Saddam wasn't a threat to America or the Middle East.  Well yes, except when he was cutting checks to the survivors of suicide bombers in the Palestinian territories or harboring various terrorists.  It's true he was a "check" on Iran, but that's like saying Stalin was a check on Hitler.  As to his threat, it was well established and not all based on Chalabi or Curveball, even before the WoT.   Well before.  And the dabblings his intelligence service had with AQ, also established, have never been fully explained.   We killed Gaddafi for less. 

Had we left things alone the Arab Spring would have eventually come along and displaced Saddam.
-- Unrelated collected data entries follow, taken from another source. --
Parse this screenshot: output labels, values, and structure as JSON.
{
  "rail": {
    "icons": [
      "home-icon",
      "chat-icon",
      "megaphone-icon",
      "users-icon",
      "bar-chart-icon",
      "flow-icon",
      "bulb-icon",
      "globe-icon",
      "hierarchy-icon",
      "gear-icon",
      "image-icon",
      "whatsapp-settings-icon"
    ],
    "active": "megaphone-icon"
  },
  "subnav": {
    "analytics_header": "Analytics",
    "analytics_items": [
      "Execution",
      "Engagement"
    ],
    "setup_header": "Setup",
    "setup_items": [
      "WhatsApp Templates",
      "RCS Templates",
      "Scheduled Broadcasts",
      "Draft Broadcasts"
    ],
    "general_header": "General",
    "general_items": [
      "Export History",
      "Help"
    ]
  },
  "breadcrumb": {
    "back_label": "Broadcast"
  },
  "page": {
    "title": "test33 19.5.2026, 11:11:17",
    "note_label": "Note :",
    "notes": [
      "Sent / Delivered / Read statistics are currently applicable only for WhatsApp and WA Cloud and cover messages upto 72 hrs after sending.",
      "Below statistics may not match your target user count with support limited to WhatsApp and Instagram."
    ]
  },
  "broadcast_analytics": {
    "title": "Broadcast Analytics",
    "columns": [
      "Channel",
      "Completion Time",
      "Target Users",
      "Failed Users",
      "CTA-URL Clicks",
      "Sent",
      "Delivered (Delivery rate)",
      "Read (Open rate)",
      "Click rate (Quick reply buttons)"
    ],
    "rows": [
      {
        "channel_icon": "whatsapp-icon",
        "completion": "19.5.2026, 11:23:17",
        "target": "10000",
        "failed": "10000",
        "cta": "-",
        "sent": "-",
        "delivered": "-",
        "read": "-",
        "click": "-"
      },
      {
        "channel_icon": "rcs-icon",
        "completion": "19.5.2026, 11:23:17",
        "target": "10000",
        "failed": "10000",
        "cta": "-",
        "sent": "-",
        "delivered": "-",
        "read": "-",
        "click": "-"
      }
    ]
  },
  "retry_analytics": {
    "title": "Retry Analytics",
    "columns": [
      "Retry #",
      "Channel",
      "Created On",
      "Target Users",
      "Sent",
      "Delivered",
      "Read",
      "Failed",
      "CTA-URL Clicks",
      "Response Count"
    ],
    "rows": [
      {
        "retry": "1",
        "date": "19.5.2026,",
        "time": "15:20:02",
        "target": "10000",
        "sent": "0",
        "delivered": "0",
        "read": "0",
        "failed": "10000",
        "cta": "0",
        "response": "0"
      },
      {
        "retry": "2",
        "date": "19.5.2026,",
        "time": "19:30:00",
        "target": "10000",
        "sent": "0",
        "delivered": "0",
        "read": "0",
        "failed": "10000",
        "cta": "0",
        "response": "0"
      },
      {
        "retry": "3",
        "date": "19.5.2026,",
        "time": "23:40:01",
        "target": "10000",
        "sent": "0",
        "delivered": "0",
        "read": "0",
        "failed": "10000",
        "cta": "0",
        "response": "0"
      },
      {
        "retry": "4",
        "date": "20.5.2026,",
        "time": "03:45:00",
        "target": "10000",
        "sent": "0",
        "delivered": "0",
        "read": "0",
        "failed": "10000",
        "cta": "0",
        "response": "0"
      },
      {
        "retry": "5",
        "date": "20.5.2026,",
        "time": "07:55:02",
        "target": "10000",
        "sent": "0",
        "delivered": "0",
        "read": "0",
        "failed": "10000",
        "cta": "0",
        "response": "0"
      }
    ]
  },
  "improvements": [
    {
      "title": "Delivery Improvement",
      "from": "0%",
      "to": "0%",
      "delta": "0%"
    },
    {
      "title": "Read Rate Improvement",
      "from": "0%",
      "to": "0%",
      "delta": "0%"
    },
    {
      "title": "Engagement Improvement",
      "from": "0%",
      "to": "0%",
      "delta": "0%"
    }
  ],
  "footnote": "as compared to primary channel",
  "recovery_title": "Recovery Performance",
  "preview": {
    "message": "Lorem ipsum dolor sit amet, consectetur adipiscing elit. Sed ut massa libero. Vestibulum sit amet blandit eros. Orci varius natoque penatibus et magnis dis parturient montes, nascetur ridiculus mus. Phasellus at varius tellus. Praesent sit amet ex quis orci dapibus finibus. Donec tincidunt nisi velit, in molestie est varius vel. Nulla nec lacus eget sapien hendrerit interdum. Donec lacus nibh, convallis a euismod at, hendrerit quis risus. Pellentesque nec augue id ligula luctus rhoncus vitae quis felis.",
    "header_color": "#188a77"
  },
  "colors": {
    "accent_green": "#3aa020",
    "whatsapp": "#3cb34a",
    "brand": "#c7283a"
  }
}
Would the "Arab Spring" have occurred at all with Saddam still in power?  Some folks took the fall of the statue as a seminal moment for persons under dictatorship; before the Arab Spring there was a Cedar Revolution in Lebanon.  Iraq was different than the other Sunni-dominated Arab countries due to its mixed sects, and was more ripe for a civil war than a revolution.  Besides, with Saddam still in power how would the Israelis have reacted to the ouster of Mubarak?  Imagine a world where the Muslim Brotherhood, Saddam, Assad, HAMAS and Hizballah surrounded Israel.

Of course none of these questions are knowable--we enter the future with the future we have, not the future we wanted.  It's possible Saddam would have stayed in his box and behaved himself and later died allowing a chaotic revolution but the way his regime was structured it would have been a long shot.  Even Curveball admitted as much.  It's also possible he would have passed on weapons knowledge to a terror group. We spent a lot of money and lost a lot of lives to make sure that didn't happen.  But it won't, at least with his regime.  Because he's dead.  

Ironically, and sadly, one of the highest-profile writers in favor of taking out Saddam has passed from us--RIP to Christopher Hitchens.  His wit, wisdom and insight will be missed, even if he missed the obvious signs of a universal creator.    He had a way to make both left and right think he was their man, when not being hated alternatively by both.  If only more of us could be as non-partisan.